Tuesday, April 26, 2011


    This post is for rock climbers!  Chalk bags usually cost $15-$35 (which is out of the price range of a UCD student living on ramen).  Severely torn jeans and socks are usually just thrown away.  Juxtapose those two statements together, have a bit of creativity, and spend an hour or two of time and bingo!  I present the pant leg chalk bag:

    Alright, its a little rough around the edges, but I'm sure you could be more persnickety about the stitchery and have a cleaner looking bag (honestly this was an experiment--turns out the idea is good to pursue with another pant leg).


    A doubled over pant leg with a pocket for a bottom forms the bag. The Levi's label is stitched facing sideways as a belt loop.  The brim is stiffened with zip ties.  The top bunches and buttons together to close securely.

    What I used:
    • 18 inches of Levi's slim straight pant leg
    • A torn sock (good at the toe)
    • Embroidery floss
    • Two long zip ties
    • Safety pins
    • Needles
    • Scissors
    • Climbing chalk

    Cut pant leg and back pocket.  Sizing of bottom piece will depend on the size of the pant, brand, pocket design, etc., so don't be too picky about measurements here.  Fold pant leg (to double it over) as shown such that the chalk won't leak through.


    Safety pin the bottom in and stitch away until the bottom is done.  This part should be done with some care because it will be the seam likely to leak the most chalk.  Here is a before and after.

    Stitch the label on the outer edge of the bag so it will sit where you want with respect to the pocket design.

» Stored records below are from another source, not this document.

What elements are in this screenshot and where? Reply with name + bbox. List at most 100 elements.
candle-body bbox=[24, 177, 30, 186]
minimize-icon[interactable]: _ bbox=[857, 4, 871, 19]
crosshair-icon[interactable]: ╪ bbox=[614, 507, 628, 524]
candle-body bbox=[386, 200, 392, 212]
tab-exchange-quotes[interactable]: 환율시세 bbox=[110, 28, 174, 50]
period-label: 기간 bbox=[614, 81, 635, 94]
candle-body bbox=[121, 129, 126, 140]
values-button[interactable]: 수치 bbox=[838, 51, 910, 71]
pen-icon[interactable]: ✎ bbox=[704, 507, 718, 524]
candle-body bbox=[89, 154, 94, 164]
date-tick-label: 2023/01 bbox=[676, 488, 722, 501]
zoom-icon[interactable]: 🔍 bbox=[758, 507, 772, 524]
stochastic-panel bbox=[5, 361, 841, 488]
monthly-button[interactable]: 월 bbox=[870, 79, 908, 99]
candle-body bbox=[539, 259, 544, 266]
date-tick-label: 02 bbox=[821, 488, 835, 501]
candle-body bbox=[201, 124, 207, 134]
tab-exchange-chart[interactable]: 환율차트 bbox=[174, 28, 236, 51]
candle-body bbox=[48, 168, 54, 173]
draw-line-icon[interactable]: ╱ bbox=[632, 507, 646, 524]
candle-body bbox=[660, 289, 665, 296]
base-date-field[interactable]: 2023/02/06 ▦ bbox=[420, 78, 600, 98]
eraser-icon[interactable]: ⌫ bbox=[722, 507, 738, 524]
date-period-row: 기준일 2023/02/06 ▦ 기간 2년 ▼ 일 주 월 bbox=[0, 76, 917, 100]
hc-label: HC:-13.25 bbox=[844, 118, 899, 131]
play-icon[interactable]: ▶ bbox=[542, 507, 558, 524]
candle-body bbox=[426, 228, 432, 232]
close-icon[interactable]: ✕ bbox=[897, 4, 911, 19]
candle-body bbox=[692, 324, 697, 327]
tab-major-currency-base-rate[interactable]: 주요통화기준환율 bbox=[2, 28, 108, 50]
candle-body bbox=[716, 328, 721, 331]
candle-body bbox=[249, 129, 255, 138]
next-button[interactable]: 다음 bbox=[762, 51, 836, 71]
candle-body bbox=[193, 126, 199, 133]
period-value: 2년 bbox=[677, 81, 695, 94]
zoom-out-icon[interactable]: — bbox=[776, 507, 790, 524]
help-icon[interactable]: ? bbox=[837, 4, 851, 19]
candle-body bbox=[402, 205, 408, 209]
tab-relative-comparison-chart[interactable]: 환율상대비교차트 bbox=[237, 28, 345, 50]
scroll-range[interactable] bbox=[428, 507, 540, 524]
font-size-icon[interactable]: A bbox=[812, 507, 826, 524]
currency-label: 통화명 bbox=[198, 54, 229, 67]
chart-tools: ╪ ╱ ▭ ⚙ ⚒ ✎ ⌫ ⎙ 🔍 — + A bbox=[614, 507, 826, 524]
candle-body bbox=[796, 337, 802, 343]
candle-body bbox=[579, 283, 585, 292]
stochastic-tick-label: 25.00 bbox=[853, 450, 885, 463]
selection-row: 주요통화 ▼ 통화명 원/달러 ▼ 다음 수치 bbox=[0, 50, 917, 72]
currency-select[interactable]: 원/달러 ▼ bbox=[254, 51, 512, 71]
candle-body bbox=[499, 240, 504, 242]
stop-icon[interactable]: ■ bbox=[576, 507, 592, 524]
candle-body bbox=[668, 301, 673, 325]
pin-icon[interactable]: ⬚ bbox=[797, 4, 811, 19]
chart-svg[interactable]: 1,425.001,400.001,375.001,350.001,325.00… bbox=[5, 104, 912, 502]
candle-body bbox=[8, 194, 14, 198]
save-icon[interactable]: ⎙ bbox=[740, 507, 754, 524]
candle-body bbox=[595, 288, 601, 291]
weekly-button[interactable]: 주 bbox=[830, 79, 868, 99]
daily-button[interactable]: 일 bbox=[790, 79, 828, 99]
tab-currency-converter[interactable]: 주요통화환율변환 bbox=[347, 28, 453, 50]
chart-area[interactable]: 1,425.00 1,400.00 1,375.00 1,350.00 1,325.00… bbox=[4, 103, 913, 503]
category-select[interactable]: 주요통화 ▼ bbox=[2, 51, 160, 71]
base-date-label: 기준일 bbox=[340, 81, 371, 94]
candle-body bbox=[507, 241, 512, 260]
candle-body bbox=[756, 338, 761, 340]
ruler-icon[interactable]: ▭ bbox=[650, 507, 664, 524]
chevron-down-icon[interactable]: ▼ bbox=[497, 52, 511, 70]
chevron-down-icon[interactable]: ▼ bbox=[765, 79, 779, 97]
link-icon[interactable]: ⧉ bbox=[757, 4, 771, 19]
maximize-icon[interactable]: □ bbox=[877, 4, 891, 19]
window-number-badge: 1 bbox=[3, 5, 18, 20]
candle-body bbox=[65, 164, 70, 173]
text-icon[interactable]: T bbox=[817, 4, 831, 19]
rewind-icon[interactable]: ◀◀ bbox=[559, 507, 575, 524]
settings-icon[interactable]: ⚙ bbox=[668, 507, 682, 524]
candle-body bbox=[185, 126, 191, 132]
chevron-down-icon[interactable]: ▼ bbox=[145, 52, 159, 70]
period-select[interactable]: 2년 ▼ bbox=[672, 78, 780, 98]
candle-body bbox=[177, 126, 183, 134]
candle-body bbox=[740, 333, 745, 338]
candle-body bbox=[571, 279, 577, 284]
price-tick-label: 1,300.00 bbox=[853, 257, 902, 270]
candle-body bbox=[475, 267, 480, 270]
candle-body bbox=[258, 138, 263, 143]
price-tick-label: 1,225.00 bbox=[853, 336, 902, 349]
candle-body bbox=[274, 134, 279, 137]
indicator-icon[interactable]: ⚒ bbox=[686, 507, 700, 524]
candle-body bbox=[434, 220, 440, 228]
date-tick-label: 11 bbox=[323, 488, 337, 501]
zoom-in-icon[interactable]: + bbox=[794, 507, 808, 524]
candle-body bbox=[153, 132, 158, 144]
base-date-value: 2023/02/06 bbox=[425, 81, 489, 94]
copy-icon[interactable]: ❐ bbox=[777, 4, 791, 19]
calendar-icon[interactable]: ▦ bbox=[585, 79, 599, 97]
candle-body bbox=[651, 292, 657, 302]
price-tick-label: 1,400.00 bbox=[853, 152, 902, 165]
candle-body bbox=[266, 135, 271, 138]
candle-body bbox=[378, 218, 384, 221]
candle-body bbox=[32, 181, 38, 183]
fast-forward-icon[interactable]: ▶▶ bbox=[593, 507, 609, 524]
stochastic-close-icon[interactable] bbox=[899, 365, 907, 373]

    Here comes a tricky part:  To stiffen the brim of the bag I stitched along the edge two 14 inch long zip ties.  This probably wasn't the best choice of material but I had it around and they fit.  I'd choose a thin strip of plastic from an extra large bottle if I were to have a second go at this but don't know if that would have its downsides as well.  I zig-zagged floss back and forth along either side of the ties and through both inner lining and outer bag material all the way around.  It looked something like this:

    As seen above, I also took a replacement jean button I had laying in my sewing kit and hammered it in place about 1/6 of the width of the bag from the edge through both layers of inner lining.  With two appropriately spaced button holes, the bag securely closes like so:

    Lastly, I made a chalk ball out of a sock I tore (ironically from rock climbing).  I simply cut the sock at about 4 inches from the toe and stuffed it with about 2 ounces of powdered magnesium carbonate.  I then bunched the open end together messily and knotted it up.  It will have to be redone in a couple weeks (to be refilled) so I did it haphazardly.

    And so completes my concept/tutorial  for an environmentally responsible chalk bag--find me climbing with it at the ARC or Rocknasium!